Directed by Brad Furman
Starring Matthew McConaughey, Marisa Tomei, William H. Macey, Josh Lucas, Ryan Phillipe, John Leguizamo, Michael Pena, Bryan Cranston, Michael Pare, Trace Adkins, Frances Fisher
Written by Jeff Romano, based on the novel by Michael Connelly
There is a feeling one gets while watching The Lincoln Lawyer is that of deja-vu. We’ve seen this movie many times before. The 90’s gave us a resurgence of courtroom drama mysteries, primarily by John Grisham. One of these, A Time To Kill, even starrred McConaughey himself. Grisham never used this formula in any of his plots, ironically enough only The Firm approaches this one’s plot.
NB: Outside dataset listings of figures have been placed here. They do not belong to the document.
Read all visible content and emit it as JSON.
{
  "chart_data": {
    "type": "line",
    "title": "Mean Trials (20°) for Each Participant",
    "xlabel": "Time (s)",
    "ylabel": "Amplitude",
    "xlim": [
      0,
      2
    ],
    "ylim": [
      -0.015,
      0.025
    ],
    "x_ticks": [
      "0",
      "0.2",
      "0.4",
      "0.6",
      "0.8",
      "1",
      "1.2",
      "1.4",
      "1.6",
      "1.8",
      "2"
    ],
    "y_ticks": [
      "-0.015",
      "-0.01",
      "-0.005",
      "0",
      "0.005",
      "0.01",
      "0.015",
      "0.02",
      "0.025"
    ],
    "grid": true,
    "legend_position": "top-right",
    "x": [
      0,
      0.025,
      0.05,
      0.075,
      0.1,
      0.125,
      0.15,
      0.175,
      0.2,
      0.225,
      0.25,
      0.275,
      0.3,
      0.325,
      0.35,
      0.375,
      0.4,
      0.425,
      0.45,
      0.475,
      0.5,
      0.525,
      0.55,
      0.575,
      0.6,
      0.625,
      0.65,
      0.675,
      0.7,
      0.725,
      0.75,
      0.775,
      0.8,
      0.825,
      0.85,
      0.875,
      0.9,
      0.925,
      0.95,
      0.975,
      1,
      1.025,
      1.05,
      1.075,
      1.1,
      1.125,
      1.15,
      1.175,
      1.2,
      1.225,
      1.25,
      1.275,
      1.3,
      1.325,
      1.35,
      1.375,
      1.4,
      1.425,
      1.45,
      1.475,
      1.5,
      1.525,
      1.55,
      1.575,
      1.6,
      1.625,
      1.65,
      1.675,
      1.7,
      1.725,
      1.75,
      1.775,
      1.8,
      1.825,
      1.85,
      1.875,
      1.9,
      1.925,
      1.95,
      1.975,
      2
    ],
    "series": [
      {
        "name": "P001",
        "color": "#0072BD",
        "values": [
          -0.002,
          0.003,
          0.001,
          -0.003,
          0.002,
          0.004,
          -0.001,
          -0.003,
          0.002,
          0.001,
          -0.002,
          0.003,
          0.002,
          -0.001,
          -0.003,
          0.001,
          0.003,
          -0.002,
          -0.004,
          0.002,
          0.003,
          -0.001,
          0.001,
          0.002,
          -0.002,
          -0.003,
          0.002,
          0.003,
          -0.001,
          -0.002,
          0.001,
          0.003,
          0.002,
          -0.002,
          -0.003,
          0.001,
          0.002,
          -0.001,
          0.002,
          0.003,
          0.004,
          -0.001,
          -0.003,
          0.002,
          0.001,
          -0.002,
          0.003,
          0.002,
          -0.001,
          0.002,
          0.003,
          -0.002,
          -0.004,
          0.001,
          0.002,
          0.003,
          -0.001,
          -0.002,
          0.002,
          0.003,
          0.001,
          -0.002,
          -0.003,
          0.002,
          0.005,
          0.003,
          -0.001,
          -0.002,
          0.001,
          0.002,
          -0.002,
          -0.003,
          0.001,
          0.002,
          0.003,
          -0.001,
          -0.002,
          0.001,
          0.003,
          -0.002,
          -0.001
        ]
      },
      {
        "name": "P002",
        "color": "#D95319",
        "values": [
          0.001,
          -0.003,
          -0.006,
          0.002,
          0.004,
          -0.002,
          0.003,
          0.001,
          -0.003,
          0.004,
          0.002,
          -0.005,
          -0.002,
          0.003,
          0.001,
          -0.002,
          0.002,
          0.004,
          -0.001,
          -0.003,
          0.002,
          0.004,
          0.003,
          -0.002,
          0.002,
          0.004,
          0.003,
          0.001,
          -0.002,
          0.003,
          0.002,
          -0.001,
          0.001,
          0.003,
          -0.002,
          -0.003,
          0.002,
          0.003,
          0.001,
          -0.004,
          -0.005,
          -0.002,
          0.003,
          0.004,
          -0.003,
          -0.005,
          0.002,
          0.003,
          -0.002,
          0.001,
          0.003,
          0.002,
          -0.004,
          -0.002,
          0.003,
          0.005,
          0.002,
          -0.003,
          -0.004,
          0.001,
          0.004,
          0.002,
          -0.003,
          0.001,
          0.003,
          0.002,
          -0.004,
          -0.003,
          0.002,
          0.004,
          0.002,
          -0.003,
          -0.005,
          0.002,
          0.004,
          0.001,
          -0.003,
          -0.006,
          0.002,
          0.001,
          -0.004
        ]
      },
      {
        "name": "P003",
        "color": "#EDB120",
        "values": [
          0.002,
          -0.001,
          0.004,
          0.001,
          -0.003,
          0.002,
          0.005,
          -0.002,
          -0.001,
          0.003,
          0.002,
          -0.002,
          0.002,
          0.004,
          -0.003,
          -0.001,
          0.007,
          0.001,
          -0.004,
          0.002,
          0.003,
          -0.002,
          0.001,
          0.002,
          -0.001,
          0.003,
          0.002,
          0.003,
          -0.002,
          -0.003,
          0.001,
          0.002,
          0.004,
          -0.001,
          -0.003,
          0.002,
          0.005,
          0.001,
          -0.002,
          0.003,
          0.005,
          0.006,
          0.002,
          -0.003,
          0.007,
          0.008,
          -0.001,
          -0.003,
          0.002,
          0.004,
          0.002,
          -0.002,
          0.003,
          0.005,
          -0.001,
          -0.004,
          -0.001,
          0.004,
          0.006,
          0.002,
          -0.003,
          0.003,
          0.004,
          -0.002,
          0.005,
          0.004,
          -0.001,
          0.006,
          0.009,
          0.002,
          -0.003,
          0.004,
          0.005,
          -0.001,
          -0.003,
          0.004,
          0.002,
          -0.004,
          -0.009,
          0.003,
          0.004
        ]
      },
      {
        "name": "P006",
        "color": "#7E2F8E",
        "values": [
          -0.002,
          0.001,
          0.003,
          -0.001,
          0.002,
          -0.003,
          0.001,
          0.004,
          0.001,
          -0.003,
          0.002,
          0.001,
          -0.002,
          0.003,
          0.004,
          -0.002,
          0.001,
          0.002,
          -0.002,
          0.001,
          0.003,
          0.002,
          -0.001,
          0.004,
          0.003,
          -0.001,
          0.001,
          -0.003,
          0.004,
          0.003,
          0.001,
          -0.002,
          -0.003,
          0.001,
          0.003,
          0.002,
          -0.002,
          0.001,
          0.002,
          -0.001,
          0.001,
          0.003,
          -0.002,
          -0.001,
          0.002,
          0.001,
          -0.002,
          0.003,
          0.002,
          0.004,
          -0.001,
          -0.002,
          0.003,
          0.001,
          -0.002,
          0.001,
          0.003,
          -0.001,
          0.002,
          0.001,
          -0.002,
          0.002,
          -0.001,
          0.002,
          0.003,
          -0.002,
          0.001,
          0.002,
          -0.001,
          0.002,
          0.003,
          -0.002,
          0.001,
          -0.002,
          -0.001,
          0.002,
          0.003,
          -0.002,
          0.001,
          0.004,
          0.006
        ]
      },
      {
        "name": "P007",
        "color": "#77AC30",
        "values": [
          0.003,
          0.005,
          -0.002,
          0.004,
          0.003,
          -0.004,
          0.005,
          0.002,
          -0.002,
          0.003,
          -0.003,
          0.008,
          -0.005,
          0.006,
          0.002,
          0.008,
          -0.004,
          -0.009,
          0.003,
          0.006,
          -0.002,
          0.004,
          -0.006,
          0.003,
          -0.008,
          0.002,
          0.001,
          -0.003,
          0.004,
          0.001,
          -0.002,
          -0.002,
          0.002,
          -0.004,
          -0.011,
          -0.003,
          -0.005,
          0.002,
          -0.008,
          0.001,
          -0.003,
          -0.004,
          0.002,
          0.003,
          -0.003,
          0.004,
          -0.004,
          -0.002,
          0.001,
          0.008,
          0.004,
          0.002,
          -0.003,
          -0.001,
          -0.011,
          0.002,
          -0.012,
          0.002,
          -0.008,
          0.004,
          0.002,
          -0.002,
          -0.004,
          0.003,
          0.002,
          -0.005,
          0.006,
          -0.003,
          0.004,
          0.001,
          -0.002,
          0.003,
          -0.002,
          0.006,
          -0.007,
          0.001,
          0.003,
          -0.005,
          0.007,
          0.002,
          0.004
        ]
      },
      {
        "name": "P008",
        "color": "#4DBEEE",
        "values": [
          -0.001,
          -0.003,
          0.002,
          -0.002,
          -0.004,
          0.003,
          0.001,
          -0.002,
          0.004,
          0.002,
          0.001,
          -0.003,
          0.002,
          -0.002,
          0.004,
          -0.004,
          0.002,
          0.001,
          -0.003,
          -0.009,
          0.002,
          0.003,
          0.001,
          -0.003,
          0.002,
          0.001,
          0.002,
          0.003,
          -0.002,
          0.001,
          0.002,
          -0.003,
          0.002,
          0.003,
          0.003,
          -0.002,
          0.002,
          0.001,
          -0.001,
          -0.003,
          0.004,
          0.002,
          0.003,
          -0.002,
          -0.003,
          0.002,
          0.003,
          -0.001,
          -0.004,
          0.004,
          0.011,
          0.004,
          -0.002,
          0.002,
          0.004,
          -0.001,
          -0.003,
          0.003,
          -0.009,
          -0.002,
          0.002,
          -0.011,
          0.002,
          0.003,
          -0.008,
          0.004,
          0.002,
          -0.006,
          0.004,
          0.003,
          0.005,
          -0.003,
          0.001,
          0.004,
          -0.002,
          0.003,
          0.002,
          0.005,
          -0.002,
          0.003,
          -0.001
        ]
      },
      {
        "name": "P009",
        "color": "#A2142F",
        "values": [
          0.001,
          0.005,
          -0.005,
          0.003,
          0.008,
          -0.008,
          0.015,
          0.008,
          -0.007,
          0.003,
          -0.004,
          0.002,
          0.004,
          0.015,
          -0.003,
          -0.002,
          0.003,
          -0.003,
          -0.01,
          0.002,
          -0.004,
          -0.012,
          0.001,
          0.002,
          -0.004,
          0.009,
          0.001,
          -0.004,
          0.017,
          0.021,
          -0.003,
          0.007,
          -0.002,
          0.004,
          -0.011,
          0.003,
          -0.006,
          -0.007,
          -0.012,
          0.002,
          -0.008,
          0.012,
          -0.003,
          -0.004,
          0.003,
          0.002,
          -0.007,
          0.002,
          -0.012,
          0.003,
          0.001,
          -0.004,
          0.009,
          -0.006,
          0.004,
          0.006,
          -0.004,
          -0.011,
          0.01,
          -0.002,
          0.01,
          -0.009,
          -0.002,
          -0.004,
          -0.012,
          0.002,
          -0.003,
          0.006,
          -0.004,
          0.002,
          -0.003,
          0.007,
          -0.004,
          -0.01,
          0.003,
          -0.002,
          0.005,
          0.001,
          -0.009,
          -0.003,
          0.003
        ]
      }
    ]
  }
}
The most prevalent film that The Lincoln Lawyer copies is Primal Fear, which helped kick-start the career of Edward Norton. The best film from which this movie borrows its theme is Criminal Law. Gary Oldman is the hot-shot lawyer who gets his high-profile and rich (and guilty) client, creepily evoked by Kevin Bacon.
McConaughey and Phillipe carry these roles in The Lincoln Lawyer. Beyond these two, there is just about more acting talent than in any film in the last decade. Almost to a person, they bring their “A” games. Why? Courtroom dramas give plenty of gristle on which to chew. The one with the best gams here is McConaughey. He is pitch perfect as the pompous, smarmy lawyer with many connections and low morals. He has played this role almost his entire career, and he has it down. While not as powerful as Oldman’s crazed performance in Criminal Law, he is very good as the Tom Cruise of lawyers. From the R&B classic “Ain’t No Love In The Heart of The City,” we’re driven to the beat of Mickey Haller’s drum as the smooth talking lawyer of small time criminals. He’s got a lot of things going on, and you very quickly realize he uses these sources on each other. You also get a sense of community, too. He’s not entirely a bad guy, he just gets the “kind of” bad guys out with a slap on the wrists.
Given a tip on a hard case that could be a rainmaker, of sorts, he is drawn into a case with a spoiled 32-year-old (Phillipe) who is accused of assaulting a prostitute. This looks great at first, but invariably leads to the “He might have done it. I think he did it. Yep, he did it.” routine. This is a serviceable plot, to be sure, but it ain’t going to win anyone any awards. Phillipe, in particular, is unremarkable. His petulant rich boy does not ever come across as anything resembling innocence. Contrasted with Norton from Primal Fear, in particular, his performance wanes considerably.
The rest of the performances, from Tomei as Mickey’s still smitten (and who wouldn’t be?) ex-wife, William H. Macy as his resourceful investigator, to Frances Fisher’s rich mother, are rather ornate window dressing. It feels a touch like having a whole baseball team of number 3 hitters.
Director Furman has a rather distinctive style. His pacing is taut and he doesn’t linger over obvious territory. He puts as many style points as possible into this retread of material, kind of like Aerosmith taking a Rolling Stones riff, giving it their own stamp, and calling it “Sweet Emotion.” Sure it’s been done before, but the familiar groove feels right no matter the decade.